Le coopération avec les Partenaires en matière de formation a franchi une nouvelle étape au Sommet d’Istanbul en 2004. Les dirigeants des pays de l’Alliance ont élevé le Dialogue méditerranéen au rang de partenariat à part entière, permettant ainsi à ses participants de prendre part en plus grand nombre aux exercices et aux stages de formation individuelle dans les institutions de l’OTAN. Des dispositions ont également été prises pour la coopération sur la réforme de la défense.
Au même moment, l’Alliance a lancé l’Initiative de coopération d’Istanbul, qui ouvrait la voie à la coopération entre l’OTAN et les pays du Moyen-Orient élargi dans des domaines comme la formation et l’entraînement.

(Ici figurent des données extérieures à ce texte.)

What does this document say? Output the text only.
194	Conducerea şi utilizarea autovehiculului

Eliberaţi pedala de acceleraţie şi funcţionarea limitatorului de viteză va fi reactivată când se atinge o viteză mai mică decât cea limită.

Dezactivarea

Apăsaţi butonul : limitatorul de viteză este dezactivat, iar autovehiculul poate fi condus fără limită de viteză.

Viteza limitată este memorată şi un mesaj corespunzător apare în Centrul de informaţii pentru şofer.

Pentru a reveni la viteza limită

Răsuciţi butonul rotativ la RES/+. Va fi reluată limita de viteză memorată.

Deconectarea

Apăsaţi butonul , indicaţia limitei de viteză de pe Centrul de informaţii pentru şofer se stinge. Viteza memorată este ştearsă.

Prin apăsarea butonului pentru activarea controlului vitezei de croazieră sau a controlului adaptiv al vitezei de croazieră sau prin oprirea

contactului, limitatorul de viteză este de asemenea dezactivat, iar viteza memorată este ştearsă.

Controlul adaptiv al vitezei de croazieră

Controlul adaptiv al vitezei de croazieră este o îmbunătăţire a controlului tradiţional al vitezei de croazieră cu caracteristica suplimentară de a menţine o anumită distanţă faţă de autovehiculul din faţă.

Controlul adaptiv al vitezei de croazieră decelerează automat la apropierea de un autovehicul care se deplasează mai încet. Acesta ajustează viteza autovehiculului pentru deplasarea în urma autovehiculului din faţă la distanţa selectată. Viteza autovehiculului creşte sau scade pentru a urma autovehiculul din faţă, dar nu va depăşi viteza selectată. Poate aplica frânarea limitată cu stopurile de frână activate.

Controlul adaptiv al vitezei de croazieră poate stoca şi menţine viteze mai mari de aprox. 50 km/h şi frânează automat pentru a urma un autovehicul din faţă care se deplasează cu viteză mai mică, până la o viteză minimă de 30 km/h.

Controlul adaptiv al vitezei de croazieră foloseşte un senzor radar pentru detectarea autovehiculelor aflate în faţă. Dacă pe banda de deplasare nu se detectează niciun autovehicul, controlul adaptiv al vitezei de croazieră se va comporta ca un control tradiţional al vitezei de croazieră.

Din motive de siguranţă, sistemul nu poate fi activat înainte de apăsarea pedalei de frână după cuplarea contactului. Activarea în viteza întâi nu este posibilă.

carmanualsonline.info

Le Sommet d’Istanbul a également prévu des dispositions pour que les Partenaires s’associent à la formation conjointe sur la question du terrorisme et qu’ils s'entraînent avec la force de réaction de l'OTAN.
La création du Plan d'action du Partenariat pour l'établissement d'institutions de défense a donné un nouvel élan aux activités de l’OTAN en matière de réforme de la défense. Ce document décrit ce que l’OTAN et les Partenaires veulent réaliser dans le domaine de la réforme de la défense. Ce domaine ayant pris de l’importance, il a été inscrit en 1999 au programme de renforcement de la formation et de l'entraînement PPP.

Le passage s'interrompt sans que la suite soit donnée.